A ativista canadense Maude Barlow quer que as pessoas fiquem bravas ao ver uma garrafa de água mineral. Quando isso acontecer, diz, terão adquirido consciência para lidar com a crise que hoje faz da água o elemento mais visível das desigualdades no mundo. Estrela do documentário Flow e autora do livro Blue Covenant – The global water crisis and the coming battle for the right to water, com lançamento no Brasil previsto para janeiro de 2009, Maude critica a privatização dos recursos hídricos e a emergência de mercados que tratam a água como commodity. Ela acredita que, com a dificuldade no acesso à água limpa e potável, o mundo será forçado a declará-la um recurso compartilhado, gerido para proteger o ciclo hidrológico e a vida. O mais importante para que isso aconteça é mudar as práticas de produção de alimentos e, particularmente no Brasil, incluir a água nas discussões sobre os biocombustíveis. Exportar etanol, defende Maude, não significa exportar sustentabilidade.
Seu livro é um alerta sobre a crise global da água. Mas há diferentes problemas e abordagens – na Austrália, por exemplo, a seca se aprofunda e buscam-se soluções, como a dessalinização, enquanto no Brasil parece haver a sensação de que nunca faltará água. O que torna a crise global? Há soluções globais ou apenas abordagens locais?
O que faz a crise global é o fato de que ela é importante mesmo em lugares onde ainda tem água, porque há pessoas morrendo e isso vai mudar o cenário político e geopolítico.
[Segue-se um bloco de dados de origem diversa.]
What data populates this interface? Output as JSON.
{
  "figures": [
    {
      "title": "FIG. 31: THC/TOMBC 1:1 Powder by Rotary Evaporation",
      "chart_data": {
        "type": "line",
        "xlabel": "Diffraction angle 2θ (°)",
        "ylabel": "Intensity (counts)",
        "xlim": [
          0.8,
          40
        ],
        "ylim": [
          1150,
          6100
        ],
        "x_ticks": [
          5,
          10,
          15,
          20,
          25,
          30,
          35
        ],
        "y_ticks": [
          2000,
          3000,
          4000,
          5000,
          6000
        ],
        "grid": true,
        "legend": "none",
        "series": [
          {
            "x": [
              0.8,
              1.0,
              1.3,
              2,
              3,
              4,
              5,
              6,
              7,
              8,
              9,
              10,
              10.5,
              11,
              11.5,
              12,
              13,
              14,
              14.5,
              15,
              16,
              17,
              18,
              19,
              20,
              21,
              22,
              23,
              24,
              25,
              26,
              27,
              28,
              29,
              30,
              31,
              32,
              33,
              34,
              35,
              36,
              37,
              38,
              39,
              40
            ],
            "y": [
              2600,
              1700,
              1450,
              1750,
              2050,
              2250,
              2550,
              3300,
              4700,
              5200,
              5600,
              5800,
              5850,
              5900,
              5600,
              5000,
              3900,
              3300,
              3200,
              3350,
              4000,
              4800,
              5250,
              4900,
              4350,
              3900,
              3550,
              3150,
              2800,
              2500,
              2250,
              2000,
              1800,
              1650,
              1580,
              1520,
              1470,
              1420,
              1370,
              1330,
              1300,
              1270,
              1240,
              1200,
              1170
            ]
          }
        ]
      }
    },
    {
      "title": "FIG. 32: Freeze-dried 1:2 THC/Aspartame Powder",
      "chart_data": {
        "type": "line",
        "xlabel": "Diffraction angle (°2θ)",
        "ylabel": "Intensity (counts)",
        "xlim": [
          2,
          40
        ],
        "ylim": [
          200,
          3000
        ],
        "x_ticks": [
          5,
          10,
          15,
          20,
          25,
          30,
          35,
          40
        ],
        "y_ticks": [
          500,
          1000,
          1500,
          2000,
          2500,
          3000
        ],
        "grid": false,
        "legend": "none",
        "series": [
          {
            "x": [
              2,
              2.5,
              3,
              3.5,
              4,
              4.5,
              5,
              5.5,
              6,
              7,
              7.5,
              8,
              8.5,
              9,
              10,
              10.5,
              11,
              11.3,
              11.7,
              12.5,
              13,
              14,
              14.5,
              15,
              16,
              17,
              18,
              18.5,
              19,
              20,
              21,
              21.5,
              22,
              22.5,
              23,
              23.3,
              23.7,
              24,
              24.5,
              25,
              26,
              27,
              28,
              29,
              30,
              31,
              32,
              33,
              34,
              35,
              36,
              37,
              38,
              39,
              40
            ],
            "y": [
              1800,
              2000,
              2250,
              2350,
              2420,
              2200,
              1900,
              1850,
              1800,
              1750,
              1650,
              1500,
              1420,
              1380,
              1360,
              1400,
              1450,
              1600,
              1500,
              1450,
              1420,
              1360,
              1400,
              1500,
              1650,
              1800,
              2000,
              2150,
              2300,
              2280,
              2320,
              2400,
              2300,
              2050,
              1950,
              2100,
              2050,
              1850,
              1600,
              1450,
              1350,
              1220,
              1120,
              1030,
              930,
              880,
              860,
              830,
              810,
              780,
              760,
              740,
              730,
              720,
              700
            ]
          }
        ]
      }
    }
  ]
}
Lugares como a China, onde ainda tem bastante água, estão abusando terrivelmente e vão descobrir que terão de mudar suas escolhas econômicas, porque vão ficar sem água. O mundo vai mudar por causa da crise da água: haverá refugiados, pessoas que vivem em lugares onde não tem muita água vão se mudar para lugares onde tem mais água. Locais sem muita água vão depender de outros onde há água para produzir comida ou produtos – é o que chamamos de comércio virtual de água. Por exemplo, o Brasil é um grande exportador de água por meio de suas exportações de alimentos e, particularmente, de biocombustíveis, que absorvem uma enorme quantidade de água. A noção de que lugares como o Brasil e o Canadá – meu país – estão longe desse problema não é mais verdadeira. A solução para a crise mundial da água é começar a cuidar novamente, conservar, proteger as fontes, devolver água à natureza, adotar sistemas integrados de gestão e de regulação das bacias hidrográficas.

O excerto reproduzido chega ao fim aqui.